In their genetic analysis study published in 2021 shows Sarah Bank et al. that the Pylaemenes species examined there cannot be assigned to a uniform clade. The three examined species occurring on Borneo form a common clade. Pylaemenes pui described from China in 2013, the sample of which came from Thailand, does not belong in this clade and according to Bresseel, must be assigned to a genus of its own. Pylaemenes coronatus can also be found in another clade, the sister group of which is the genus Orestes.

Valid species are:

- Pylaemenes abramovi Ho, 2018 - Vietnam
- Pylaemenes borneensis (Bragg, 1998)
- Pylaemenes coronatus (de Haan, 1842) - type species as Phasma coronatum de Haan, 1842, locality Java and Ambon Island
- Pylaemenes elenamikhailorum Seow-Choen, 2016 - Sabah
- Pylaemenes enganoensis Seow-Choen, 2020
- Pylaemenes gravidus Bates, 1865)
(syn. = Datames aequalis Rehn, J.A.G., 1904)

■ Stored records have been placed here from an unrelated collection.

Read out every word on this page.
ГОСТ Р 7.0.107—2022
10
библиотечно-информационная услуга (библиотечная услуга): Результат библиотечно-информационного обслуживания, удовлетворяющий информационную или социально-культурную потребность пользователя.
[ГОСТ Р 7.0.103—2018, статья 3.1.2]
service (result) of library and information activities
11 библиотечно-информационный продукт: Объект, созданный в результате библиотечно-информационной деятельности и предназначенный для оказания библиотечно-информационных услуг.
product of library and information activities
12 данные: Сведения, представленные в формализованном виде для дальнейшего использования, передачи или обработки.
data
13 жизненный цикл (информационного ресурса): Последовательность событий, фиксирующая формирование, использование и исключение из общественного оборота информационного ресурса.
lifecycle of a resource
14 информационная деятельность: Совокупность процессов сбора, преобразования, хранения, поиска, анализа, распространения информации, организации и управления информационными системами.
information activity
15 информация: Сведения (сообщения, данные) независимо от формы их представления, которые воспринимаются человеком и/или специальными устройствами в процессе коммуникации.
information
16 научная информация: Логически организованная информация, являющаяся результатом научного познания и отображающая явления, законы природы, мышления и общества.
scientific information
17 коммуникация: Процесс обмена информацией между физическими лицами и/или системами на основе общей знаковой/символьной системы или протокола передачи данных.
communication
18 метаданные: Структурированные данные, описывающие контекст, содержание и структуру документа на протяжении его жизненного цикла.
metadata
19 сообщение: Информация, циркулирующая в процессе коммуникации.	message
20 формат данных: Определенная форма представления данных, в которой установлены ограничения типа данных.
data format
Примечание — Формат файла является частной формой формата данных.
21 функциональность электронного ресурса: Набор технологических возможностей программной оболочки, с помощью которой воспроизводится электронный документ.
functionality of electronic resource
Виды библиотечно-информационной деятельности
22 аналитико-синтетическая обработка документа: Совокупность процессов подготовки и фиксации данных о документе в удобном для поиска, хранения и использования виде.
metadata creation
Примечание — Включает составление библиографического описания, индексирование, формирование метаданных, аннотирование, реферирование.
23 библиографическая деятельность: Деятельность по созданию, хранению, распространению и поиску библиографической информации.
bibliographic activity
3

- Pylaemenes gulinqingensis Gao & Xie, 2022
- Pylaemenes konchurangensis Ho, 2018
- Pylaemenes konkakinhensis Ho, 2018
- Pylaemenes longispinus Seow-Choen, 2018
- Pylaemenes mitratus (Redtenbacher, 1906)

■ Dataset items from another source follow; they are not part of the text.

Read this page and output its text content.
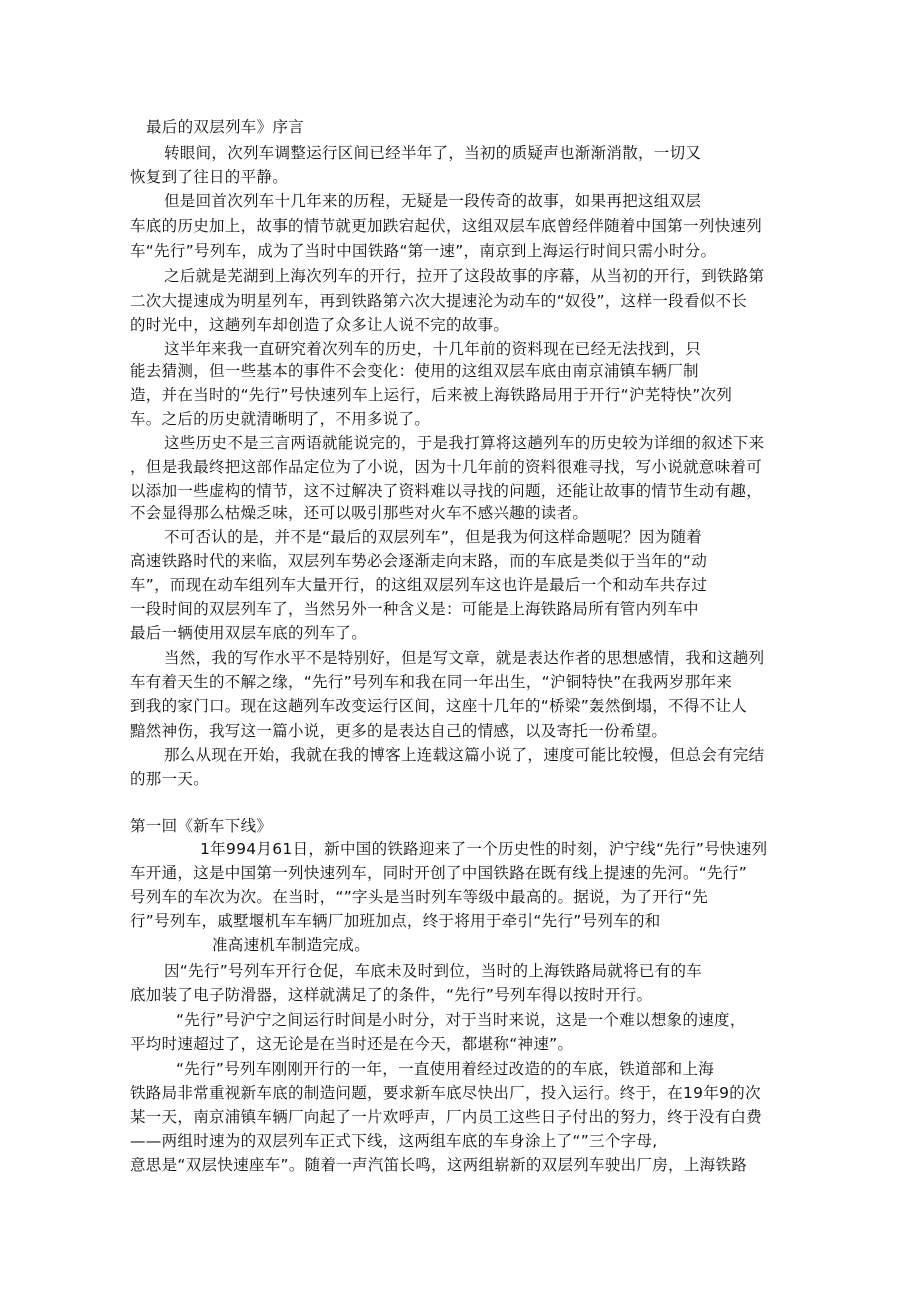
最后的双层列车》序言
转眼间，次列车调整运行区间已经半年了，当初的质疑声也渐渐消散，一切又
恢复到了往日的平静。
但是回首次列车十几年来的历程，无疑是一段传奇的故事，如果再把这组双层
车底的历史加上，故事的情节就更加跌宕起伏，这组双层车底曾经伴随着中国第一列快速列
车“先行”号列车，成为了当时中国铁路“第一速”，南京到上海运行时间只需小时分。
之后就是芜湖到上海次列车的开行，拉开了这段故事的序幕，从当初的开行，到铁路第
二次大提速成为明星列车，再到铁路第六次大提速沦为动车的“奴役”，这样一段看似不长
的时光中，这趟列车却创造了众多让人说不完的故事。
这半年来我一直研究着次列车的历史，十几年前的资料现在已经无法找到，只
能去猜测，但一些基本的事件不会变化：使用的这组双层车底由南京浦镇车辆厂制
造，并在当时的“先行”号快速列车上运行，后来被上海铁路局用于开行“沪芜特快”次列
车。之后的历史就清晰明了，不用多说了。
这些历史不是三言两语就能说完的，于是我打算将这趟列车的历史较为详细的叙述下来
，但是我最终把这部作品定位为了小说，因为十几年前的资料很难寻找，写小说就意味着可
以添加一些虚构的情节，这不过解决了资料难以寻找的问题，还能让故事的情节生动有趣，
不会显得那么枯燥乏味，还可以吸引那些对火车不感兴趣的读者。
不可否认的是，并不是“最后的双层列车”，但是我为何这样命题呢？因为随着
高速铁路时代的来临，双层列车势必会逐渐走向末路，而的车底是类似于当年的“动
车”，而现在动车组列车大量开行，的这组双层列车这也许是最后一个和动车共存过
一段时间的双层列车了，当然另外一种含义是：可能是上海铁路局所有管内列车中
最后一辆使用双层车底的列车了。
当然，我的写作水平不是特别好，但是写文章，就是表达作者的思想感情，我和这趟列
车有着天生的不解之缘，“先行”号列车和我在同一年出生，“沪铜特快”在我两岁那年来
到我的家门口。现在这趟列车改变运行区间，这座十几年的“桥梁”轰然倒塌，不得不让人
黯然神伤，我写这一篇小说，更多的是表达自己的情感，以及寄托一份希望。
那么从现在开始，我就在我的博客上连载这篇小说了，速度可能比较慢，但总会有完结
的那一天。
第一回《新车下线》
1年994月61日，新中国的铁路迎来了一个历史性的时刻，沪宁线“先行”号快速列
车开通，这是中国第一列快速列车，同时开创了中国铁路在既有线上提速的先河。“先行”
号列车的车次为次。在当时，“”字头是当时列车等级中最高的。据说，为了开行“先
行”号列车，戚墅堰机车车辆厂加班加点，终于将用于牵引“先行”号列车的和
准高速机车制造完成。
因“先行”号列车开行仓促，车底未及时到位，当时的上海铁路局就将已有的车
底加装了电子防滑器，这样就满足了的条件，“先行”号列车得以按时开行。
“先行”号沪宁之间运行时间是小时分，对于当时来说，这是一个难以想象的速度，
平均时速超过了，这无论是在当时还是在今天，都堪称“神速”。
“先行”号列车刚刚开行的一年，一直使用着经过改造的的车底，铁道部和上海
铁路局非常重视新车底的制造问题，要求新车底尽快出厂，投入运行。终于，在19年9的次
某一天，南京浦镇车辆厂向起了一片欢呼声，厂内员工这些日子付出的努力，终于没有白费
——两组时速为的双层列车正式下线，这两组车底的车身涂上了“”三个字母,
意思是“双层快速座车”。随着一声汽笛长鸣，这两组崭新的双层列车驶出厂房，上海铁路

(syn. = Datames arietinus Redtenbacher, 1906)
- Pylaemenes moluccanus (Redtenbacher, 1906)
- Pylaemenes muluensis (Bragg, 1998)
- Pylaemenes nullispinus Seow-Choen, 2020
- Pylaemenes oileus (Westwood, 1859)
(syn. = Datames cylindripes Redtenbacher, 1906)
- Pylaemenes otys (Westwood, 1859)
(syn. = Pylaemenes infans Redtenbacher, 1906)
- Pylaemenes pleurospinosus Hennemann & Le Tirant, 2021
- Pylaemenes pui Ho, 2013 - Caiyanghe Nature Reserve, Pu'er, Yunnan Province in China and Chiang Mai Province in Thailand
- Pylaemenes scrupeus Bresseel & Jiaranaisakul, 2021
- Pylaemenes sepilokensis (Bragg, 1998)
  - Pylaemenes sepilokensis sepilokensis (Bragg, 1998)
  - Pylaemenes sepilokensis kinabaluensis Seow-Choen, 2016
- Pylaemenes spiniventris (Bates, 1865)
  - Pylaemenes spiniventris spiniventris (Bragg, 1998)
  - Pylaemenes spiniventris occipitalis (Kaup, 1871)
- Pylaemenes waterstradti (Bragg, 1998)

== Terraristic ==
Several species of the genus are present in the terrariums of enthusiasts. Pylaemenes mitratus was imported from the Malay Peninsula in 1999 by Francis Seow-Choen. The species received PSG number 212 from the Phasmid Study Group. Another stock of this species was imported in 2015 from Kota Bharu. The most widespread are two stocks which are kept as Pylaemenes sepilokensis. This species was first collected by Mark Bushell in summer 2001 on Borneo, more precisely near Sepilok Orangutan Rehabilitation Centre and brought to Europe. It received the PSG number 245. After it was lost in the meantime, it has been in breeding again since around 2015 after further imports. In addition to the stock from Sepilok, there is another one from Tawau. According to the studies by Sarah Bank et al. these stocks belong to different species.